A Pékin, le soulagement provoqué par la victoire de +Bolt le Sauveur+, pour un petit centième, avait été ressenti jusque dans les travées du Nid d’Oiseau, où se massait le gratin de la Fédération internationale d’athlétisme. Un sursis avant le dossier russe...

Trop grand, trop populaire, trop +bankable+. Bolt, aussi, est un fardeau pour son sport. Car, comment vivre sans lui ?

Le Jamaïcain, qui aura 30 ans dimanche jour de la clôture des Jeux de Rio, a annoncé qu’il pourrait encore participer aux Mondiaux de 2017, à Londres, pour boucler la boucle en revenant sur la piste de ses exploits, lors de son second triplé olympique de 2012. Mais il n’est plus sûr de recourir un 200 m.

L’athlétisme a d’autres stars, répondent les responsables, qui n’ont pas tort. Mais laquelle peut seulement espérer atteindre la moitié de la notoriété du Jamaïcain ?
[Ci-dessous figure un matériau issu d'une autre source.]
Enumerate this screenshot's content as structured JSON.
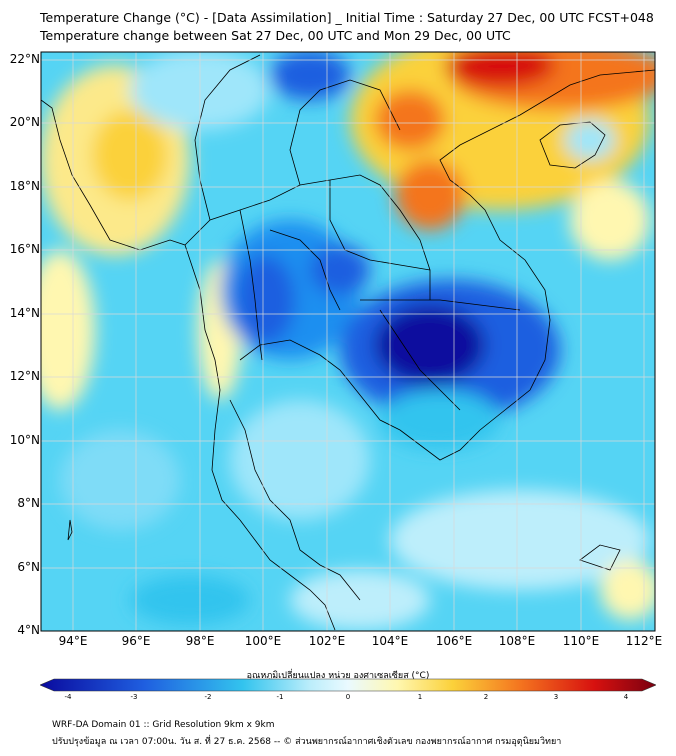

Bolt, ce sont des revenus estimés à 20 millions de dollars par an, un ticket d’entrée à 300.000 dollars pour les organisateurs qui le veulent dans leur compétition, un contrat sans équivalent dans son sport estimé à neuf millions de dollars par an avec son équipementier, sûr d’obtenir les retombées adéquates.

Bolt, c’est une enclave richissime dans un sport pauvre. Une bulle spéculative qui éclatera d’un coup au moment de sa retraite : comme gronde le tonnerre lorsque la foudre s’abat.